This month, Netflix released Bright, it's first blockbuster movie. Bright is set in a fictional alternate world wherein magic exists and orcs, elves, and humans live side by side in the modern world. However, that doesn't mean that prejudice still doesn't exist and Bright examines this mostly through the interactions between Will Smith's cop and his new partner, Nick, the first orc policeman. It's a fantastical setting and while the movie itself doesn't have much time to devote to telling hundreds of years worth of backstory, Netflix has released a handy feature explaining the history of magic in the film's world.
One of the charms of Bright is its setting and the potential of its world-building. It's a world much like ours except that, you know, magic is real and orcs like burritos as much as the next guy. Ultimately, Bright can only pay lip service to a lot of its world-building, only mentioning dark lords and prophecies for as long as it takes to get to the next set piece. It's a bit disappointing, but Netflix has got fantasy diehards covered with a new video featurette that explains the history of magic in the world of Bright. Shot like a documentary filmed by Ken Burns that you'd find on PBS, the video goes all the way back to ancient Egypt to explain magic and the ancient conflict that sparks the events in the movie.

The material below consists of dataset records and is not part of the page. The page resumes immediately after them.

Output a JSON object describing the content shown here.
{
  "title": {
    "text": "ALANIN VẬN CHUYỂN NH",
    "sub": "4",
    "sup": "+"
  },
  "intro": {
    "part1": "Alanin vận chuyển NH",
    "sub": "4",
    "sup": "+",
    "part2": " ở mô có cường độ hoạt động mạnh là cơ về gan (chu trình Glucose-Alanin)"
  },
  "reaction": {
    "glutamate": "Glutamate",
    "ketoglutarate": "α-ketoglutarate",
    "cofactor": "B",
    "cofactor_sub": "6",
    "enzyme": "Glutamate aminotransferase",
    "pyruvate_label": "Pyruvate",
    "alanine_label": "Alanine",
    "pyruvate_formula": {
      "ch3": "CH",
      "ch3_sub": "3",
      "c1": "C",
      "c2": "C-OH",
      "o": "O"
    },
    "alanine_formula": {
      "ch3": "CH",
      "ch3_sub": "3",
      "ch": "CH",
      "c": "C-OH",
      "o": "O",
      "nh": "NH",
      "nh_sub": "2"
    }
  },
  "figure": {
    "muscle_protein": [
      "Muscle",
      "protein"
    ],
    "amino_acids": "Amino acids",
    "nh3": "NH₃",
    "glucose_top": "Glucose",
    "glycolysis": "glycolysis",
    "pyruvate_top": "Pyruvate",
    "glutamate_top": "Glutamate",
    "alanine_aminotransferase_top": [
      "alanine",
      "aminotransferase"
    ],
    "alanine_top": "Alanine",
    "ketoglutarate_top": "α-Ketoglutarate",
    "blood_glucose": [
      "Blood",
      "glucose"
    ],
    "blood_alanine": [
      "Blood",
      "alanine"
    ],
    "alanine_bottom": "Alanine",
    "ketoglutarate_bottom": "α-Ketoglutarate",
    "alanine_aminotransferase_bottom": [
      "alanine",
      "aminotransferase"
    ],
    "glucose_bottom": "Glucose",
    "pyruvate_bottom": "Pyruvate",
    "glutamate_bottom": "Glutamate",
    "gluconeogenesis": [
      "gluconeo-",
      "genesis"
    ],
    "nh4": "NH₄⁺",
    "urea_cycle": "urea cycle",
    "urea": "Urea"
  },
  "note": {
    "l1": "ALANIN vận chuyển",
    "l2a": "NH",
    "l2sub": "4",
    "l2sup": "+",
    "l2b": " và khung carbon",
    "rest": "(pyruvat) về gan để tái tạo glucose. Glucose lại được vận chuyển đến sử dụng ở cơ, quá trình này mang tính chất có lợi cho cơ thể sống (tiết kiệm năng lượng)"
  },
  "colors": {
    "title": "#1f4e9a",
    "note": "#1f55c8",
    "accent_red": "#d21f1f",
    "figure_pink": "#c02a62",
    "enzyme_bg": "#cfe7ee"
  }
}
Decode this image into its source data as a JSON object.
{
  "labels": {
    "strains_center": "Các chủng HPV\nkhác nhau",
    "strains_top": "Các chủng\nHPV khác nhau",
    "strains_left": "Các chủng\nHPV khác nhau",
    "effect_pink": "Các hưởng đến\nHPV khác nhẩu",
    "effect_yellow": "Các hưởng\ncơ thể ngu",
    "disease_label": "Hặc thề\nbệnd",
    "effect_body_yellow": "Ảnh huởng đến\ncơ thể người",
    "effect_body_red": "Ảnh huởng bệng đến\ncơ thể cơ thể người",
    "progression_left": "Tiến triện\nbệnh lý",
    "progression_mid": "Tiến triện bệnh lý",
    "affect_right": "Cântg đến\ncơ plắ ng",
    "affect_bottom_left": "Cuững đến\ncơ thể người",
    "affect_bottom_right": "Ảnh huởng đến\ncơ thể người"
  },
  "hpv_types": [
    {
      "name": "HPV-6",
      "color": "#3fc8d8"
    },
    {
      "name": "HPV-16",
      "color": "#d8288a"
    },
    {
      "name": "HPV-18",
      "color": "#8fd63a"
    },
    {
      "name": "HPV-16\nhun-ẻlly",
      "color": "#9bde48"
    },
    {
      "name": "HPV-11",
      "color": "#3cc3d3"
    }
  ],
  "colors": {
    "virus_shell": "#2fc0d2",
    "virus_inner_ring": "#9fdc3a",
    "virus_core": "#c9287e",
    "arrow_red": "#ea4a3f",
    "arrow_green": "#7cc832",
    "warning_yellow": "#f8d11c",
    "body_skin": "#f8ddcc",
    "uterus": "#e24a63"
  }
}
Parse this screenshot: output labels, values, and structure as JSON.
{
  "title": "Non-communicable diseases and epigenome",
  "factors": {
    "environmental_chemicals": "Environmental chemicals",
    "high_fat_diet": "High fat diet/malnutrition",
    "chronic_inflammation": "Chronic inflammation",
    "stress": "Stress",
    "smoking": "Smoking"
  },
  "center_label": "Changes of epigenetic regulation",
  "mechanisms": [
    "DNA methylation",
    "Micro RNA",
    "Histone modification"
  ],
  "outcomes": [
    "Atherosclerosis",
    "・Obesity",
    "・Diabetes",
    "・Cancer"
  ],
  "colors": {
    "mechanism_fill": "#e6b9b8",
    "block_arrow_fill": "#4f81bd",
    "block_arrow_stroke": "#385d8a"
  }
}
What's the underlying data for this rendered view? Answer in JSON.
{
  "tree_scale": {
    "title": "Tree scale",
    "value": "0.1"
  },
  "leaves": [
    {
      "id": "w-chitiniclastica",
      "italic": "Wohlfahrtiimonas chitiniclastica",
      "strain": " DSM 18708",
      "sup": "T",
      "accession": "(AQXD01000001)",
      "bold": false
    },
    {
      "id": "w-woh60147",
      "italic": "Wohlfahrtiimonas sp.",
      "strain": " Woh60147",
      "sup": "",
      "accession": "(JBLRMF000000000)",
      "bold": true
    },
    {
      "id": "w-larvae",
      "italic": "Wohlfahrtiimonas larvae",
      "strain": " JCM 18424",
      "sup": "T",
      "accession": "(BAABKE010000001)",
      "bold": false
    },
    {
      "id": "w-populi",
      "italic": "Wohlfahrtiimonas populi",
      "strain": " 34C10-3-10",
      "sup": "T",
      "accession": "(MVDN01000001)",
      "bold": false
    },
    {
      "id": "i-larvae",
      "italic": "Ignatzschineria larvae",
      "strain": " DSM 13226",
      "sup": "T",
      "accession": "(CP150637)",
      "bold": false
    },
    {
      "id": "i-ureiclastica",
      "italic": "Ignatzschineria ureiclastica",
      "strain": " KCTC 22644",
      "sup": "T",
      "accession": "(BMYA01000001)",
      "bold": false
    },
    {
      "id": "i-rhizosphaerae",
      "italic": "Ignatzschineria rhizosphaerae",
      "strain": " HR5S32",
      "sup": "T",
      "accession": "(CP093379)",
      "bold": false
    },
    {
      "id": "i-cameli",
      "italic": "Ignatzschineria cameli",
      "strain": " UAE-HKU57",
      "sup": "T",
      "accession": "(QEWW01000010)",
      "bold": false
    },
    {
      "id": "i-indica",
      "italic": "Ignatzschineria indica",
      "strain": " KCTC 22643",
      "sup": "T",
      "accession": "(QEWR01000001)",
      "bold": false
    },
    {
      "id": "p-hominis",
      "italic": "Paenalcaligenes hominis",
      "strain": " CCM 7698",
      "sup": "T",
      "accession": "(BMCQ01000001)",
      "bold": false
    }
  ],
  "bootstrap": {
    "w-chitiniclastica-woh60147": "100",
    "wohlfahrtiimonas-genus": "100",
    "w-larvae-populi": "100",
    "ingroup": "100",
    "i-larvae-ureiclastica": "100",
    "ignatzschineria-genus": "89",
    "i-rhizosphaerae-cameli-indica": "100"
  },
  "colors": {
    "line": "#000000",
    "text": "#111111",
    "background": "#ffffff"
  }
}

As someone who watched Bright, a lot of information in this video is news to me. Pretty much the whole first half is never alluded to in Bright, though, they do mention the Dark Lord and the bit about the three wands. They don't, however, explain that he got magic powers from carving a wand from the corpse of an all-powerful, quasi-immortal wizard who died of magic cancer. It almost feels like this is from an entirely different movie!
It's all interesting stuff, but it also illuminates just how little effort Bright puts into its world-building. Some of this history is mentioned but it's not given any time or weight to have much meaning. Bright is a buddy cop film first and foremost, but it's still a shame to see that it didn't capitalize on most of its fantasy aspects. The blockbuster didn't impress critics much, but audiences seem to be much more forgiving of Bright. 11 million people reportedly tuned in to watch Bright in the first three days of its release on Netflix and a sequel has already been greenlit, so let's hope Bright 2 can address any of these criticisms.